Habituellement, la création d'une monnaie (une nouvelle devise en fait) est quelque chose de très compliqué:
  • sur quoi s'appuie la monnaie (les enjeux, les besoins)
  • quel crédit a t-elle ? (a qui puis-je faire confiance pour échanger cette monnaie ?)
  • qui émet cette monnaie ? à qui appartient-elle ?
  • qui va payer la création de la monnaie ? (le papier, l'encre, les pandas)
Aussi, comment va t-elle s'apprécier face à d'autres monnaies ? comment gérer les différents niveaux d'appréciations ?
Quel va être l'effet de cette monnaie sur les devises existantes ?
Depuis les années 80 on évoque l'idée d'une monnaie mondiale, une seule monnaie qui permettrait le libre échange sans passer par une conversion de devise.
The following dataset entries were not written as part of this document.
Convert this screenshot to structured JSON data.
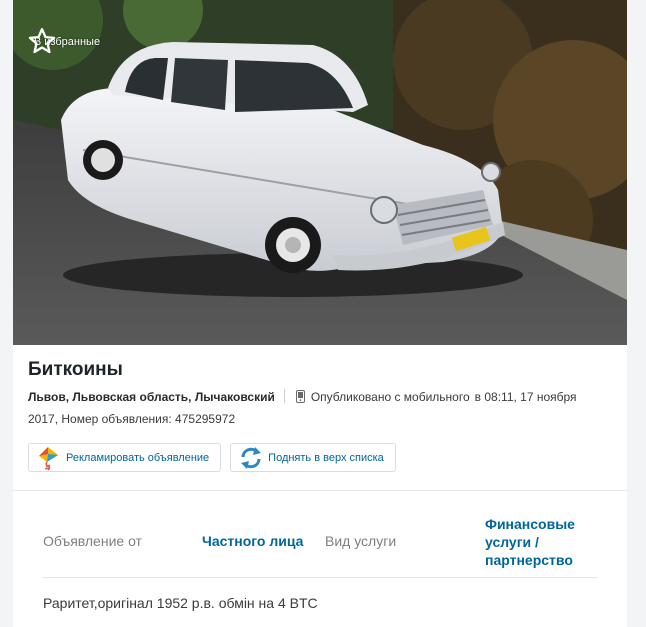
{
  "favorite": {
    "label": "В избранные"
  },
  "listing": {
    "title": "Биткоины",
    "location": "Львов, Львовская область, Лычаковский",
    "published_label": "Опубликовано с мобильного",
    "published_time": "в 08:11, 17 ноября",
    "published_year_and_id": "2017, Номер объявления: 475295972"
  },
  "actions": {
    "promote_label": "Рекламировать объявление",
    "bump_label": "Поднять в верх списка"
  },
  "details": {
    "offer_from_key": "Объявление от",
    "offer_from_value": "Частного лица",
    "service_type_key": "Вид услуги",
    "service_type_value": "Финансовые услуги / партнерство"
  },
  "description": "Раритет,оригінал 1952 р.в. обмін на 4 BTC",
  "colors": {
    "link": "#00669a",
    "title": "#1c2528"
  }
}
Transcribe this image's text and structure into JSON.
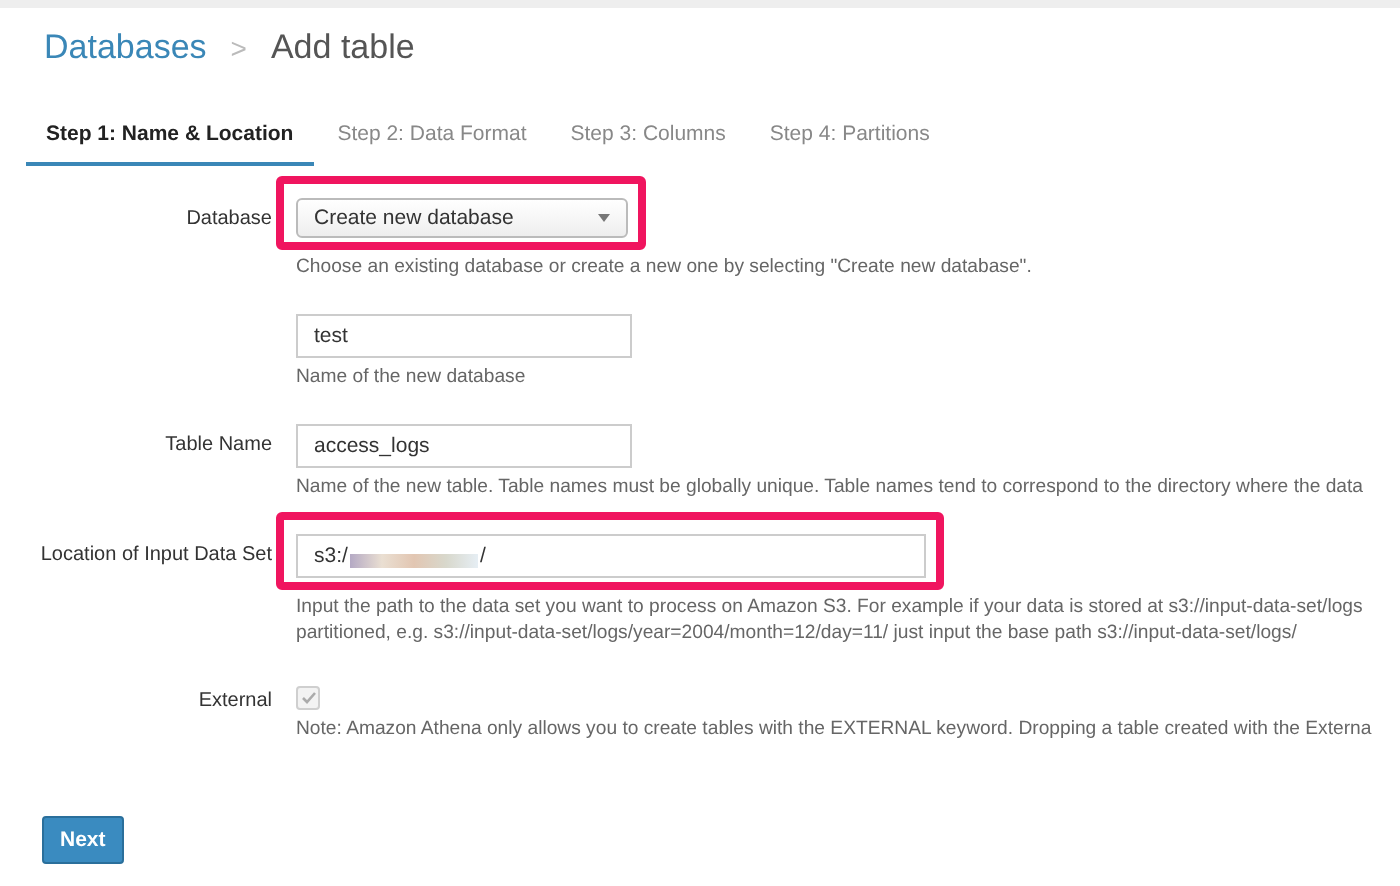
{
  "breadcrumb": {
    "parent": "Databases",
    "separator": ">",
    "current": "Add table"
  },
  "tabs": [
    {
      "label": "Step 1: Name & Location",
      "selected": true
    },
    {
      "label": "Step 2: Data Format",
      "selected": false
    },
    {
      "label": "Step 3: Columns",
      "selected": false
    },
    {
      "label": "Step 4: Partitions",
      "selected": false
    }
  ],
  "fields": [
    {
      "kind": "select",
      "label": "Database",
      "value": "Create new database",
      "highlighted": true,
      "help": [
        "Choose an existing database or create a new one by selecting \"Create new database\"."
      ]
    },
    {
      "kind": "text",
      "value": "test",
      "highlighted": false,
      "help": [
        "Name of the new database"
      ]
    },
    {
      "kind": "text",
      "label": "Table Name",
      "value": "access_logs",
      "highlighted": false,
      "help": [
        "Name of the new table. Table names must be globally unique. Table names tend to correspond to the directory where the data"
      ]
    },
    {
      "kind": "path",
      "label": "Location of Input Data Set",
      "value_start": "s3:/",
      "value_end": "/",
      "highlighted": true,
      "help": [
        "Input the path to the data set you want to process on Amazon S3. For example if your data is stored at s3://input-data-set/logs",
        "partitioned, e.g. s3://input-data-set/logs/year=2004/month=12/day=11/ just input the base path s3://input-data-set/logs/"
      ]
    },
    {
      "kind": "checkbox",
      "label": "External",
      "checked": true,
      "disabled": true,
      "highlighted": false,
      "help": [
        "Note: Amazon Athena only allows you to create tables with the EXTERNAL keyword. Dropping a table created with the Externa"
      ]
    }
  ],
  "next_button": "Next"
}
L'idée a été abandonnée, puis reprise dans les années 90, puis encore abandonnée. Il y a eu cette idée farfelue de paniers de titres spéciaux (DTS) qu'on partageait en part égales et qu'on négociait par unité de compte, ça n'a pas duré. Ce qui se rapproche encore le plus de cette idée de monnaie mondiale, c'est l'Euro (qui descend de l'Ecu qui lui même s'inspirait des DTS) et on connait toute la complexité nécessaire à la création de cette monnaie: et on retrouve ainsi les mêmes questions existentielles du début de l'article. On se rend compte qu'il est nécessaire d'encadrer le fonctionnement de cette monnaie et de la réguler.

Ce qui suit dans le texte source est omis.